Hubo un tiempo en que algunas de aquellas criaturas
asolaron a su paso majestuosos castillos y los portentosos ejércitos de los más
orgullos y altivos reyes. Hubo un tiempo en que aquellas historias infundían
tal temor al ser narradas que solo el mero hecho de oír aquellos nombres
enfriaban el espinazo de los caballeros más audaces. Ese respeto que infundían
aquellas quiméricas criaturas engalanan hoy día las sobrias camisetas de esta
suerte de dragones de Hortaleza.
Los dragones del Hortal no son como aquellos que
asolaron el norte de la vieja Europa, sus batallas son más prosaicas, pero no
por ello carecen de injundia. Estos dragones salpican sus negros torsos con
los vivos colores de la bandera etíope, calzan botas y custodian como tesoro
más preciado una almendra de cuero por la que se dejarían algo más que unas
alas. Luchadores con bucal tan
insignificantes o espléndidos como los héroes de Stalingrado o
Aljubarrota, que libraron bajo el sol, o anegados bajo la lluvia, sus
particulares batallas.
Si os hubierais acercado
un instante a aquellos vestuarios donde reposaban nerviosamente estos hombres,
os hubierais creído estar frente a algún suntuoso y radiante altar, uno de
aquellos donde se exhiben nobles imágenes y portentosas figuras de culto.

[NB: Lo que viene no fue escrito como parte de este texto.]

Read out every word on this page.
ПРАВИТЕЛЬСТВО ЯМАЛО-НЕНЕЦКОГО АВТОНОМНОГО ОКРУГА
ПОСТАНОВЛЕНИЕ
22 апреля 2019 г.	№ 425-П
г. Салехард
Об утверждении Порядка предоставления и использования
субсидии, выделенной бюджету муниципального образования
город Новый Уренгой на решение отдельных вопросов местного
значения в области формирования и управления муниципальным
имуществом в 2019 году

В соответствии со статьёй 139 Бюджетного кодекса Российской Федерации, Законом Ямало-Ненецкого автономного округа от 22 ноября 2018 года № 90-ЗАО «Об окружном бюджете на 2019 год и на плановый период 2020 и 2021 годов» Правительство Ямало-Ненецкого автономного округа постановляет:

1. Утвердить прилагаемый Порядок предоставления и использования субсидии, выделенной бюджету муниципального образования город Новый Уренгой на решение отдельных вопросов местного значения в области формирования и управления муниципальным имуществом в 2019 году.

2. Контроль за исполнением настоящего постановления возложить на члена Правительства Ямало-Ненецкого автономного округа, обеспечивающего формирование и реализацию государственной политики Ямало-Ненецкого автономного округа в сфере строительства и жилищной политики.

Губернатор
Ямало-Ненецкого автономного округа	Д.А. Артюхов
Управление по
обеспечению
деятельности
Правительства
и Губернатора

Presentes allí, en sus improvisados aposentos, la mano del Destino tenía
sujetas todas sus almas.
Apenas unos metros les separaban
de su cometido, una responsabilidad que les abrumaba y encandilaba a partes
iguales. El reconfortante calor de su antesala, ya les quemaba; la amplitud del
espacio, ahora les agobiaba; la angustia de la incertidumbre que
les hastiaba la noche anterior, el recuerdo de emocionantes retos pasados; todo
esto constituían estímulos que impulsaban sus corazones.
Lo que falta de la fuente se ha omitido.